Troisième étape : de Marla à Cilaos 7 km – 430 m de dénivelé positif et 1 080 m de dénivelé négatif – 5 heures
À Marla, au pied des Trois Salazes (2100 mètres) et du Grand Bénare (2896 mètres) on se trouve tout au fond du cirque de Mafate, le col du Taïbit, entre les deux sommets, donnant accès au cirque de Cilaos. Pour cela, il faut commencer l’étape par une ascension de 400 mètres. Au fur et à mesure qu’on s’élève, la vue porte de plus en plus loin sur le cirque et la rivière des Galets. Enfin au col, on mesure combien est étroite la crête qui sépare les deux caldeiras. Et surtout, on se découvre quasiment au-dessus de Cilaos. Mais ce n’est qu’une impression, car la descente, en pente bien plus douce que ce qu’on a connu entre Maïdo et Roche-Plate, paraît bien longue.
La Réunion sauvage
Du moins, elle laisse une grande disponibilité pour observer la nature. Sur les crêtes, rabougrie, la végétation arborée couvre en grande partie le sentier. Le cortège forestier change et, surtout, les branchages sont couverts des mousses qu’on appelle sphaignes. La présence de barbe de Saint-Antoine (Usnea barbata) signe une forte hausse de l’humidité. La composition végétale, influencée par la circulation des vents, se montre complètement différente de celle de Mafate. Plus bas, la forêt de pins qu’on traverse est une tentative d’exploitation forestière. L’îlet des Salazes est une belle transition après cette traversée d’un cirque à l’autre, avant de retrouver le réseau routier et la civilisation. Le sentier débouche en effet sur la route D242, qu’emprunte d’ailleurs le GR 1®. Mais on peut aussi rester sur un sentier qui domine la rivière et passe au pied de l’îlet Méon et la cascade du Bras-Rouge. Il serait dommage de quitter si vite les charmes de La Réunion sauvage.

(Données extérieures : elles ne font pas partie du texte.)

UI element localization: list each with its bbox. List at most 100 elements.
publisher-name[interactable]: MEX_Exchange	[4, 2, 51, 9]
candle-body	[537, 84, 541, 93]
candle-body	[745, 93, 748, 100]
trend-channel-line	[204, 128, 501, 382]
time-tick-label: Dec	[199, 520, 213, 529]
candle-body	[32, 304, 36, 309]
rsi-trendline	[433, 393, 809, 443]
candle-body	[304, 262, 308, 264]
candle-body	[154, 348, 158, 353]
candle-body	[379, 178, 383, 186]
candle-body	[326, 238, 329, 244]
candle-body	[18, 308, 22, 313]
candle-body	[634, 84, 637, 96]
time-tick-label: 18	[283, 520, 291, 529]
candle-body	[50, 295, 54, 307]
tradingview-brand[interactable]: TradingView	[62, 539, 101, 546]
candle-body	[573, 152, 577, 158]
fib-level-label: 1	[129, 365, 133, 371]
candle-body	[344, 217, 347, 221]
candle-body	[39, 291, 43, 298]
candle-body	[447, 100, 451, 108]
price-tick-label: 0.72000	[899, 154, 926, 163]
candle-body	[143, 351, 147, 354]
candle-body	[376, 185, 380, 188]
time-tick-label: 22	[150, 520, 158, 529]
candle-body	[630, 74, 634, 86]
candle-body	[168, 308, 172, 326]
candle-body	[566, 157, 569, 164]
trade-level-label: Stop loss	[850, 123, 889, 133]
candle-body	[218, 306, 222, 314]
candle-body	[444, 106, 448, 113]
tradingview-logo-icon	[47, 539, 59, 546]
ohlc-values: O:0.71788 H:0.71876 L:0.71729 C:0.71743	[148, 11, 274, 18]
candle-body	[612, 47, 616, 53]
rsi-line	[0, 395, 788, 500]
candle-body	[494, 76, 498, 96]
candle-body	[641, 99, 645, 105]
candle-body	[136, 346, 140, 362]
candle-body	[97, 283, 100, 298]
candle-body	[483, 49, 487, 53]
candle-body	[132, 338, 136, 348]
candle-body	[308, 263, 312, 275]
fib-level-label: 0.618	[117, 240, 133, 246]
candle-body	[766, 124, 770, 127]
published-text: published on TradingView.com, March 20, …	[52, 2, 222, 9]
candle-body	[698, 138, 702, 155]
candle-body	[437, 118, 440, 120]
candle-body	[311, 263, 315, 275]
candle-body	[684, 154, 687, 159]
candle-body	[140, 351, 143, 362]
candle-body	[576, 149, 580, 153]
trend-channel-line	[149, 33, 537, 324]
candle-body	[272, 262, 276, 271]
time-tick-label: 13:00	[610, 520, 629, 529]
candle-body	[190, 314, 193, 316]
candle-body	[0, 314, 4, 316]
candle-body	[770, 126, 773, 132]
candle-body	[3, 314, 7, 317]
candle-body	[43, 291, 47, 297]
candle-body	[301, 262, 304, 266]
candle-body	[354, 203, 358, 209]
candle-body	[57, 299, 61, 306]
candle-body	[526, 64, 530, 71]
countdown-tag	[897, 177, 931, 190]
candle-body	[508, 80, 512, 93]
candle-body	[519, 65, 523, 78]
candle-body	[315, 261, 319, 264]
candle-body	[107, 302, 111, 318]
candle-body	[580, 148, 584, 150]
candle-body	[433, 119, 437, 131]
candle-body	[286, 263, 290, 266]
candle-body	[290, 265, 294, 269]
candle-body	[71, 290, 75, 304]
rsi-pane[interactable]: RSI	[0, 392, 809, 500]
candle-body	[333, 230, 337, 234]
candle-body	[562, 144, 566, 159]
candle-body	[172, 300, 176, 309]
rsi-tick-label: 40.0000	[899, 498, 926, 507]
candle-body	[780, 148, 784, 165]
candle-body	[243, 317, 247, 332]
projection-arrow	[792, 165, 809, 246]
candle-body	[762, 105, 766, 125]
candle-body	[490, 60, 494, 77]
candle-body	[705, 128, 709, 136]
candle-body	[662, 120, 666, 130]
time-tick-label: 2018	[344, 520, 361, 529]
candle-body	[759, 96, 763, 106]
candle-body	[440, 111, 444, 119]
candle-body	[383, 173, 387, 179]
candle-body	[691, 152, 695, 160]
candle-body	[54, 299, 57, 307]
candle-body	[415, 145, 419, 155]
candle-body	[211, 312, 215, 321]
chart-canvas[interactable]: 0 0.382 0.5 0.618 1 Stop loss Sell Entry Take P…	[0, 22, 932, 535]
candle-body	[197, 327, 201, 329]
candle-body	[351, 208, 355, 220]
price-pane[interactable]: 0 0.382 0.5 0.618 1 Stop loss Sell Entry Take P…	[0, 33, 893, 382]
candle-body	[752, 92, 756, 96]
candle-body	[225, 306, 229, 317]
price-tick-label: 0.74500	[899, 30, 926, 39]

Rude climat pour les randonneurs
À La Réunion, on randonne en montagne, et il faut en tenir compte. Ainsi, l’altitude : au Piton Maïdo, on se trouve à 2 200 mètres d’altitude mais à seulement 15 km de la mer ; cela suffit pour qu’on se sente le souffle un peu court en sortant du bus qui arrive droit de Saint-Paul. La température baisse de presque 1 °C tous les cent mètres d’altitude et, à calcul facile, conclusion facile : il ne fait pas chaud,et ceci d’autant moins que votre organisme est resté habitué aux températures du bord de mer. À cela s’ajoute l’humidité de l’air, toujours importante, et qui augmente les effets du chaud comme du froid.